Climate policy will inevitably reverse historic losses in forest cover given the affordability and broader attractiveness of land-based emissions reductions. Net-zero target announcements will accelerate over the coming five years. These policies will rely heavily on ending deforestation and shifting to forest restoration as one of the world’s only massively scalable options for negative emissions. The Inevitable Policy Response (IPR), which models these expected policy developments in a Forecast Policy Scenario (FPS), results in a cessation of net forest cover loss by 2030, and a total of 350 Mha of afforestation and reforestation globally by 2050 (PRI, 2019).
Such policies involve large scale development projects that sequester carbon by expanding and restoring carbon-dense natural ecosystems including forests, collectively known as Nature Based Solutions (NBS). Delivering NBS at scale will involve historic mobilization of capital alongside a massive increase in NBS project development capacity around the world, but especially in tropical ecosystems where forest loss has been most prevalent.
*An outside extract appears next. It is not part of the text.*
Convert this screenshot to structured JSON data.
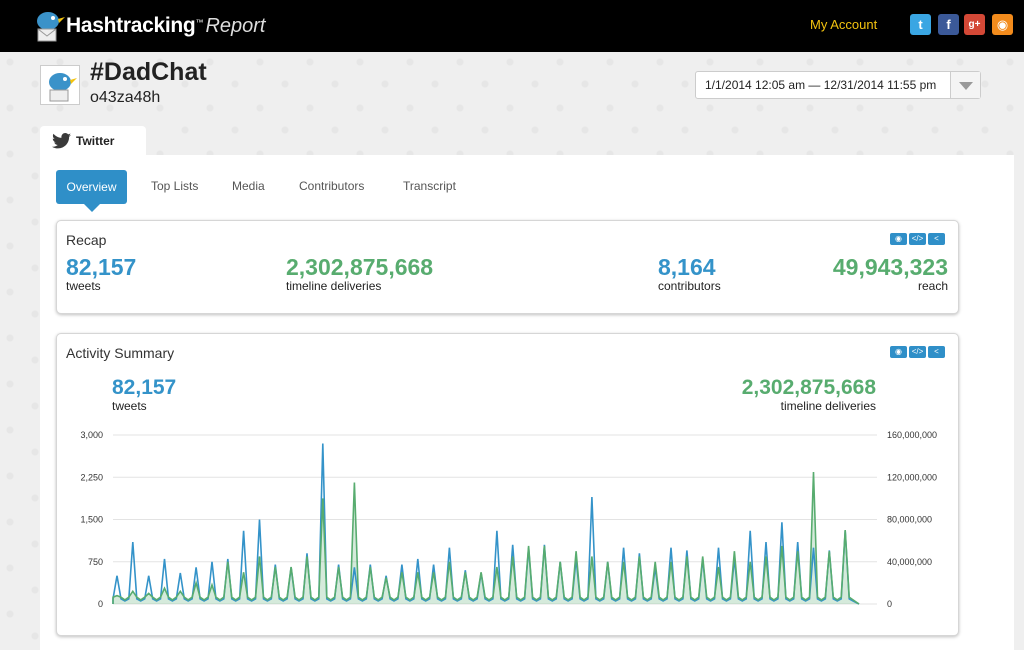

The total NBS market value potential is estimated to be US$7.7 trillion, when measured as the net present value of carbon stocks generated between now and 2050. This opens up enormous new opportunities for both project developers and investors. Natural forest restoration, as a very low-cost mitigation strategy with a more direct compensation model, is expected to be taken up first and generates most of the early benefits (US$2.8 trillion through 2050). Avoided deforestation represents an additional US$4.8 trillion to 2050, but is further away from at-scale commercialisation since relevant low-emissions agriculture project require more complex compensation mechanisms. Both could form part of green bond offerings of interest to the private sector as companies and countries seek ways to raise funds for mitigation projects.
Forest finance, historically dominated by public sector support, will increasingly be delivered by the private sector. Recent innovations in green finance make private sector participation in the forest sector possible, while the sheer scale of forest recovery required make that participation necessary. Moreover, by the end of the decade, the fuller and wider incorporation of land-based carbon sequestration in carbon offset markets will provide a more reliable long-term market structure for private actors.
Investors seeking to position themselves to capitalise on this opportunity must act now. By cultivating and originating early NBS opportunities that are already becoming mainstream, and by engaging policy makers on optimal enabling regulations, forward-looking investors can drive this market and its impact. Doing so will also help investors get exposure to the upside opportunities associated with net-zero transitions.